Construction services (excluding the Middle East)
We expect a solid revenue performance in this segment, with the operating margin remaining within our target range of 2.5 per cent to 3.0 per cent. This result once again reflects our selective approach to choosing the contracts for which we bid in order to focus on maintaining a healthy operating margin. In Canada, we have continued to reduce our exposure to the general construction market by focusing only on construction work we deliver in joint ventures for PPP projects. Furthermore, we have begun closing our operations in the Caribbean, having decided to withdraw from this market. Consequently, we expect a further reduction in the revenue contribution from Canada and the Caribbean to this segment from around £100 million in 2015 to around £50 million in 2016. The values of the order book plus probable orders and of our pipeline of contract opportunities are expected to be largely unchanged from those at the end of 2015, at approximately £2.6 billion and £10.9 billion, respectively, and support our ambition of maintaining the revenue and operating margin in 2017 at similar levels to those we expect to achieve in 2016, as a result of maintaining our selective approach to the contracts for which we bid.
Given the strength of our order book, framework contracts and pipeline of contract opportunities, we believe we are well positioned to make further progress in 2017. We will continue to be selective in terms of the contracts for which we bid and adapt to trends in our geographies and key markets, in order to focus on new or growing opportunities, such as those we expect in our infrastructure services markets, both in the UK, and in Canada.
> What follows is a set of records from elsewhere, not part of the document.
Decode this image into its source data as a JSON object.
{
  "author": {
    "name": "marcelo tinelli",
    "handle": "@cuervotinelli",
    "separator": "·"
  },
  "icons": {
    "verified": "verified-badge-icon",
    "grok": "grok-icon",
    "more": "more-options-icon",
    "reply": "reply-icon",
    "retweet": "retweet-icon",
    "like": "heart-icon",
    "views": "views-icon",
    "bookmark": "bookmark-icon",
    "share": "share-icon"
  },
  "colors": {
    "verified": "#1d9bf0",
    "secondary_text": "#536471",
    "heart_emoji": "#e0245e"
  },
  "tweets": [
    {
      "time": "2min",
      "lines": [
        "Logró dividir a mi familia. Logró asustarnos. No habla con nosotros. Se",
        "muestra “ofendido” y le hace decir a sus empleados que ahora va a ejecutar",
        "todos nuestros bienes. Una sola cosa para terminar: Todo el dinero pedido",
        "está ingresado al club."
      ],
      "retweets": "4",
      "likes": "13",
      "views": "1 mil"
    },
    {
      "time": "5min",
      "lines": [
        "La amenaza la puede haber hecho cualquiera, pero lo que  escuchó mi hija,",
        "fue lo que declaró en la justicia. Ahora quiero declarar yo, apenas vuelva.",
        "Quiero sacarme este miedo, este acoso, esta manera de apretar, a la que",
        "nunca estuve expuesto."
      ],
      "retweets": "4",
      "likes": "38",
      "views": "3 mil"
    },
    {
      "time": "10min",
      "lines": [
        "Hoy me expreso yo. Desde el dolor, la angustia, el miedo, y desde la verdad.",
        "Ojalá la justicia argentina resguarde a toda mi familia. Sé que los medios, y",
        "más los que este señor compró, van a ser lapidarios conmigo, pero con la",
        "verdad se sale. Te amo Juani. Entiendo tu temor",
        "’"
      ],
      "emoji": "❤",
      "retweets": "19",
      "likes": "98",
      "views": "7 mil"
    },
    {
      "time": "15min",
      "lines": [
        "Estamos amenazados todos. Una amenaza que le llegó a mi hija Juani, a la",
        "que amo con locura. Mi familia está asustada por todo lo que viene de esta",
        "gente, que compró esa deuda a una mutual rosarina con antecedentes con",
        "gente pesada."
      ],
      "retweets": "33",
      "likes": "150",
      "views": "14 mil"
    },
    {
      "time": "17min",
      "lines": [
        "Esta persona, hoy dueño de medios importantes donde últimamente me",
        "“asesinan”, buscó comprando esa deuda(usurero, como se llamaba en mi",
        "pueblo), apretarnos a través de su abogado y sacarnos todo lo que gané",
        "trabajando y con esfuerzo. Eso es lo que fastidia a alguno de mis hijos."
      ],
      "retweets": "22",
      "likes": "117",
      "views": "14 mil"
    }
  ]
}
Consequently, we expect the proportion of our total revenue and operating profit from our support services activities to continue increasing, and for this to more than offset a further reduction in operating profit in PPP projects, because the contribution from selling equity investments will again be lower in 2017. Delivering strong cash flow remains a key objective and our ambition over the medium term is to reduce net borrowing, while continuing to invest to support the development of the business.